Start Soborzyce 0-5 Czarni Starcza
0-1 4' Łukasz Nowak
0-2 22' Dominik Badora
0-3 28' Łukasz Krzyczmanik
0-4 53' Łukasz Krzyczmanik
0-5 62' Janusz Kamiński
Skład Startu Soborzyce: Urbański - Mysłek, Lara, Kłos, Wodzisławski J.(85' Struski) - Piekacz(28' Nowak), Zygoń, Łopuszyński (78' Wodzisławski W.), Sztymala D.(33' Grabowski M.), Wodzisławski H. - Sztymala K.
Liczni przybyli na mecz kibice Czarnych Starcza z pierwszej bramki mogli się cieszyć już w 4 min. spotkania. Błąd naszego stopera wykorzystał Łukasz Nowak, który wyprzedził Mateusz Kłosa i strzałem po długim rogu tuż obok słupka otworzył wynik meczu. W 22 min. Dominik Badora podwyższył wynik na 0-2. Najbardziej pechową minutą w meczu okazała się jednak 28. Nie dość że straciliśmy wtedy bramkę po strzale Łukasza Krzyczmanika to w dodatku poważnej kontuzji kostki doznał nasz kapitan - Tomek Piekacz. Przy akcji ofensywnej został on brutalnie faulowany przed polem karnym przez jednego z zawodników Starczy. Niestety dosłownie 5 minut później boisko musiał opuścić Damian Sztymala z podobną kontuzją. W ich miejsce na boisku odpowiednio pojawili się Mariusz Nowak i Michał Grabowski. W pierwszej połowie tylko dwukrotnie poważniej zagroziliśmy bramce rywali. Za pierwszym razem nieznacznie pomylił się Jakub Wodzisławski, kiedy jego strzał minął dalszy słupek a za drugim razem Kamil Sztymala z ostrego kąta nie dał rady pokonać bramkarza rywali.
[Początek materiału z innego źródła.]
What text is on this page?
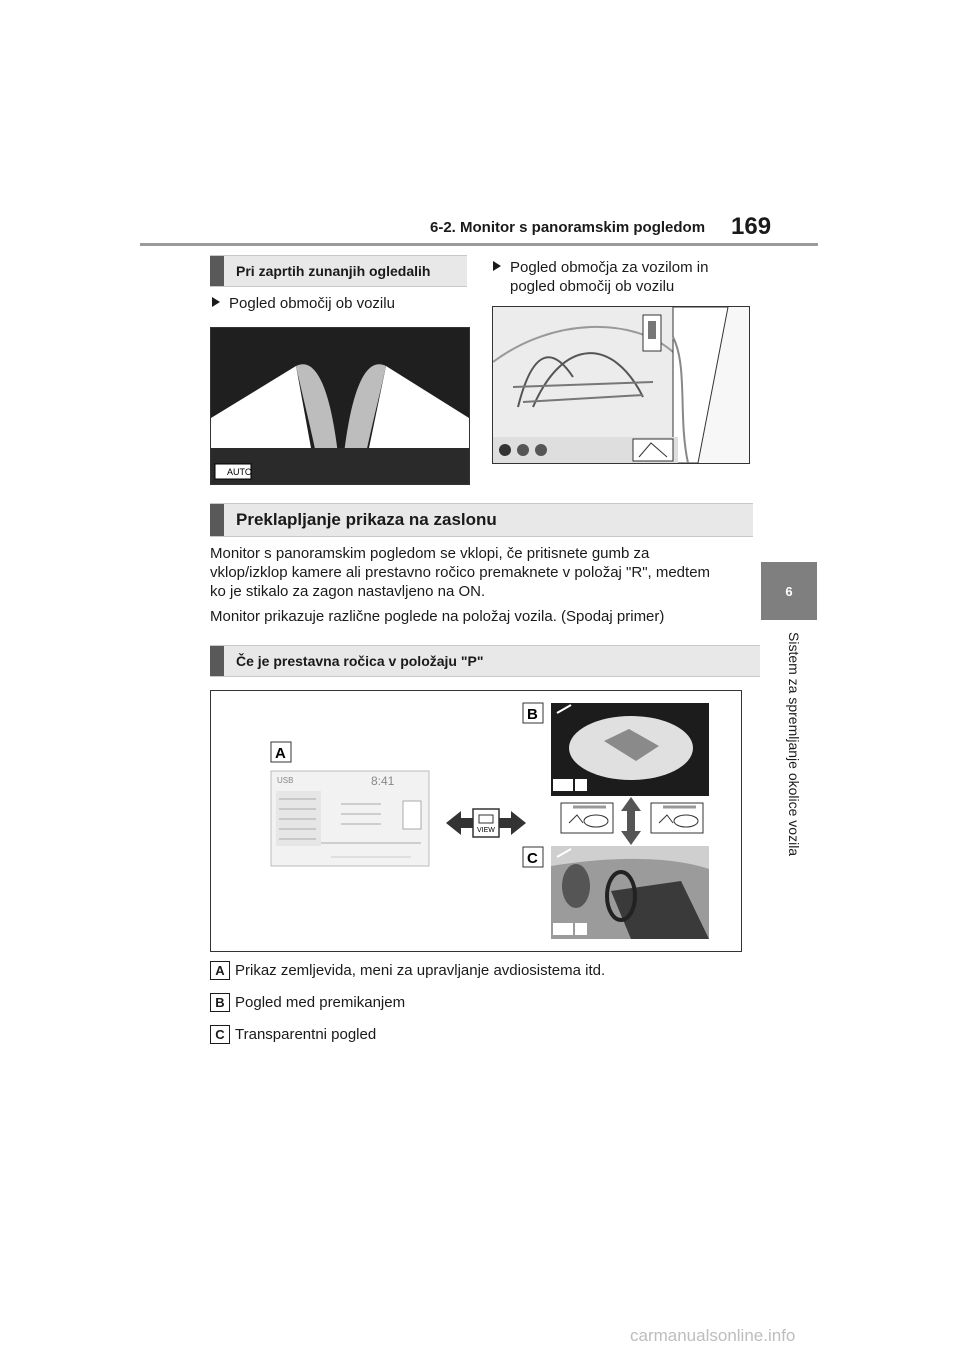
6-2. Monitor s panoramskim pogledom 169
6
Sistem za spremljanje okolice vozila
Pri zaprtih zunanjih ogledalih
Pogled območij ob vozilu
Pogled območja za vozilom in
pogled območij ob vozilu
AUTO
Preklapljanje prikaza na zaslonu
Monitor s panoramskim pogledom se vklopi, če pritisnete gumb za
vklop/izklop kamere ali prestavno ročico premaknete v položaj "R", medtem
ko je stikalo za zagon nastavljeno na ON.
Monitor prikazuje različne poglede na položaj vozila. (Spodaj primer)
Če je prestavna ročica v položaju "P"
A
USB	8:41
VIEW
B
C
A Prikaz zemljevida, meni za upravljanje avdiosistema itd.
B Pogled med premikanjem
C Transparentni pogled
carmanualsonline.info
Druga połowa spotkania przebiegała bardzo podobnie do pierwszej. Dużo niedokładności z naszej strony, głupie straty i bardzo mądra gra naszych rywali. Czarni dołożyli w tej części spotkania kolejne dwie bramki autorstwa Łukasza Krzyczmanika oraz Janusza Kamińskiego zamykając tym samym wynik meczu. Blisko bramki honorowej był Kamil Sztymala ale jednak trochę szczęścia zabrakło, żeby trafił do bramki rywali.
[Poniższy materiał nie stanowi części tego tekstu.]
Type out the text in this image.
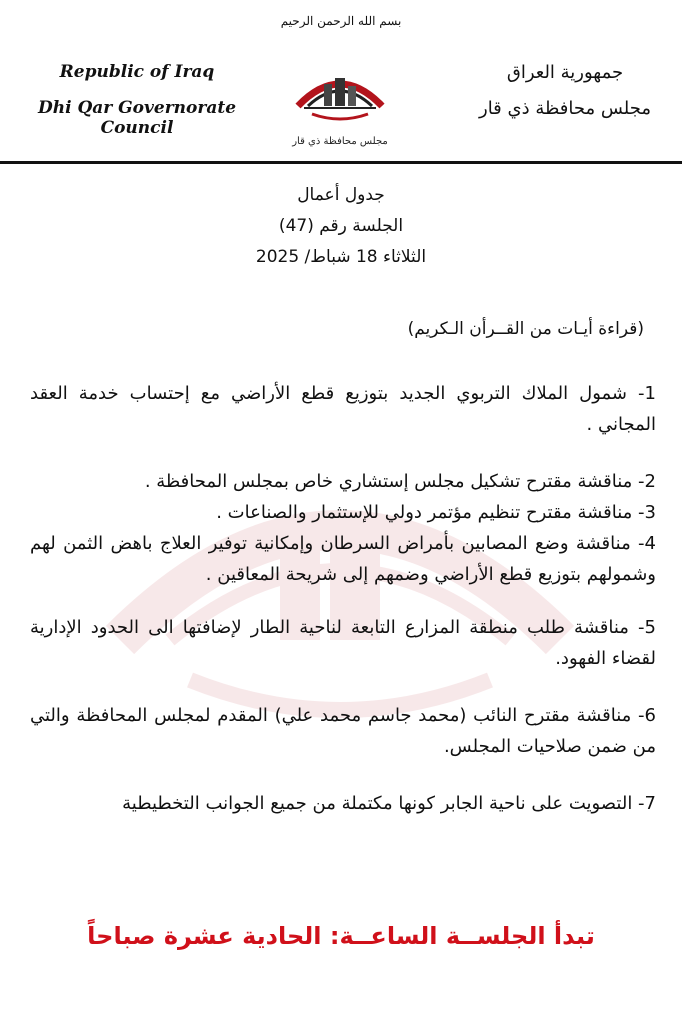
بسم الله الرحمن الرحيم
Republic of Iraq
Dhi Qar Governorate Council
مجلس محافظة ذي قار
جمهورية العراق
مجلس محافظة ذي قار
جدول أعمال
الجلسة رقم (47)
الثلاثاء 18 شباط/ 2025
(قراءة أيـات من القــرأن الـكريم)
1- شمول الملاك التربوي الجديد بتوزيع قطع الأراضي مع إحتساب خدمة العقد المجاني .
2- مناقشة مقترح تشكيل مجلس إستشاري خاص بمجلس المحافظة .
3- مناقشة مقترح تنظيم مؤتمر دولي للإستثمار والصناعات .
4- مناقشة وضع المصابين بأمراض السرطان وإمكانية توفير العلاج باهض الثمن لهم وشمولهم بتوزيع قطع الأراضي وضمهم إلى شريحة المعاقين .
5- مناقشة طلب منطقة المزارع التابعة لناحية الطار لإضافتها الى الحدود الإدارية لقضاء الفهود.
6- مناقشة مقترح النائب (محمد جاسم محمد علي) المقدم لمجلس المحافظة والتي من ضمن صلاحيات المجلس.
7- التصويت على ناحية الجابر كونها مكتملة من جميع الجوانب التخطيطية
تبدأ الجلســة الساعــة: الحادية عشرة صباحاً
Miejmy nadzieję, że zawodnicy Startu szybko dojdą do siebie po tej porażce. Trzeba wyciągnąć wnioski, zapomnieć i skupić się na kolejnym pojedynku, tym razem z KS Złoty Potok. Co do kontuzji Tomka i Damiana to obaj mają zdiagnozowane silne skręcenie stawu skokowego. W najlepszym wypadku do gry powrócą za parę tygodni, w najgorszym za około dwa miesiące. Trzymamy kciuki za szybki powrót do zdrowia.